Ley de glaciares: conflicto político por protección ambiental y lobby empresarial

Ley de glaciares: conflicto político por protección ambiental y lobby empresarial

A favor de Javier Milei cabe señalar que siempre fue absolutamente explícito sobre su postura respecto al cuidado del medio ambiente. Antes de llegar a la Presidencia lanzó frases como que “una empresa podía contaminar un río todo lo que quiera” y puso de manifiesto la negación del calentamiento climático que caracteriza a la nueva derecha. Lo que hace desde el Gobierno, por tanto, no resulta una sorpresa. Ahora, en plena temporada de incendios en la Patagonia —la peor racha de fuegos de los últimos 30 años— el oficialismo impulsará un cambio sensible en la Ley de Glaciares.

El Gobierno promueve una reforma de la ley sancionada en 2010 y la ubicó como prioridad: incluyó el proyecto en las sesiones extraordinarias del Congreso, que se extenderán hasta fines de febrero. El eje de la propuesta es descentralizar el control de los glaciares: que quienes “verificar”, tal como plantea el proyecto, cuáles deben protegerse no sean ya las autoridades nacionales sino cada provincia. De aprobarse, serán los mandatarios provinciales quienes decidirán qué hielos eternos —y las áreas que los rodean— podrán explotarse.
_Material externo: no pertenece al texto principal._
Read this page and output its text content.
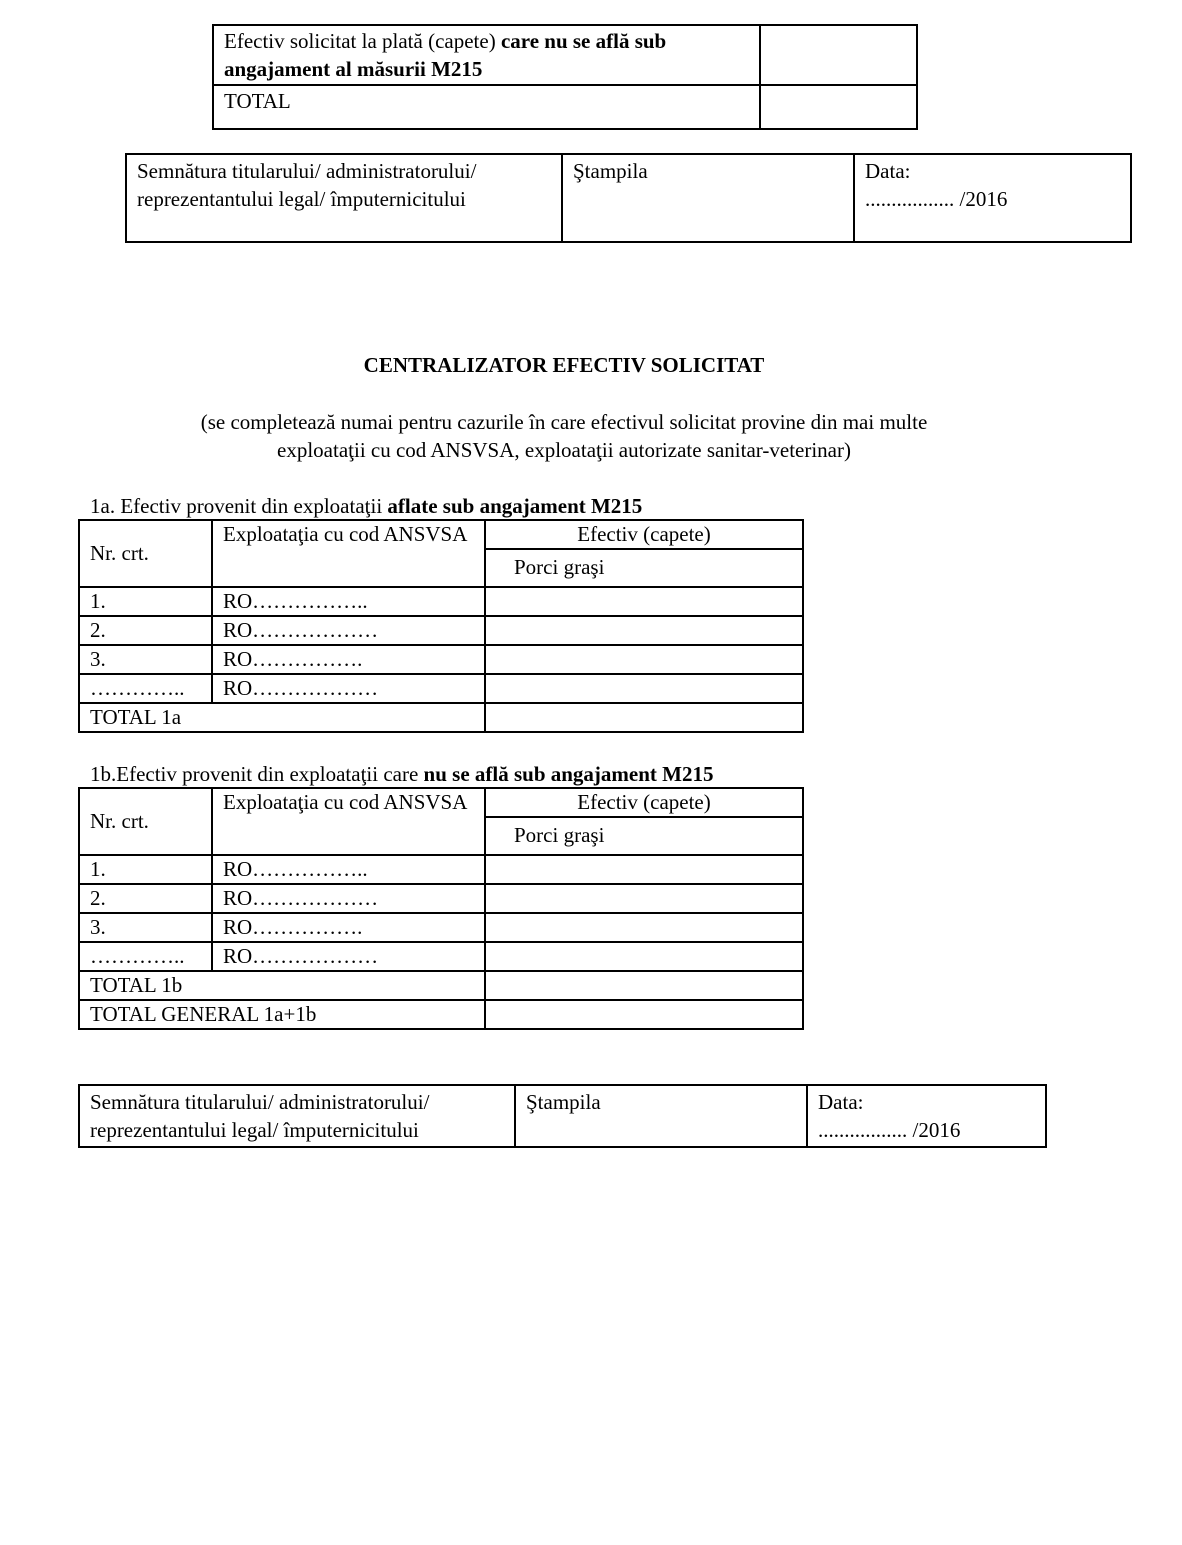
Efectiv solicitat la plată (capete) care nu se află sub angajament al măsurii M215	
TOTAL	
Semnătura titularului/ administratorului/ reprezentantului legal/ împuternicitului	Ştampila	Data:
................. /2016
CENTRALIZATOR EFECTIV SOLICITAT
(se completează numai pentru cazurile în care efectivul solicitat provine din mai multe
exploataţii cu cod ANSVSA, exploataţii autorizate sanitar-veterinar)
1a. Efectiv provenit din exploataţii aflate sub angajament M215
Nr. crt.	Exploataţia cu cod ANSVSA	Efectiv (capete)
		Porci graşi
1.	RO……………..	
2.	RO………………	
3.	RO…………….	
…………..	RO………………	
TOTAL 1a		
1b.Efectiv provenit din exploataţii care nu se află sub angajament M215
Nr. crt.	Exploataţia cu cod ANSVSA	Efectiv (capete)
		Porci graşi
1.	RO……………..	
2.	RO………………	
3.	RO…………….	
…………..	RO………………	
TOTAL 1b		
TOTAL GENERAL 1a+1b		
Semnătura titularului/ administratorului/ reprezentantului legal/ împuternicitului	Ştampila	Data:
................. /2016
Se trata de un tema especialmente delicado. Argentina concentra una de las mayores presencias de glaciares del mundo —casi 17 mil cuerpos de hielo, en su mayoría en la Cordillera de los Andes— y, además, vienen en franco retroceso: según el cálculo que realiza el inventario Nacional de Glaciares —organismo del Estado nacional que, de aprobarse la nueva ley, vería seriamente afectadas sus atribuciones— en las últimas tres décadas los glaciares perdieron el 42% de su superficie. Es aún más preocupante si se considera que los glaciares alimentan alrededor del 40% de las cuencas hídricas, agua que no sólo es vital para millones de personas.

El otro costado de la reforma es político. El Gobierno pretende aprobar la reforma laboral durante las sesiones extraordinarias y para eso necesita votos de gobernadores afines pero no propios. Por ese motivo, los mandatarios de Mendoza, Salta, Jujuy, Catamarca y San Juan utilizan la Ley de Glaciares como moneda de cambio.

En el medio se cuela la geopolítica. El Gobierno envió a Washington al Canciller Pablo Quirno para participar en un encuentro mundial sobre el futuro de los “minerales críticos”. El evento, que tuvo como figura al secretario de Estado de Trump, Marco Rubio, fue difundido por el oficialismo como una señal de que iban por el camino correcto, aunque muchos lo leyeron como un indicio de que el trumpismo podría tener un acceso privilegiado a los recursos del subsuelo argentino. La polémica recién arrancó.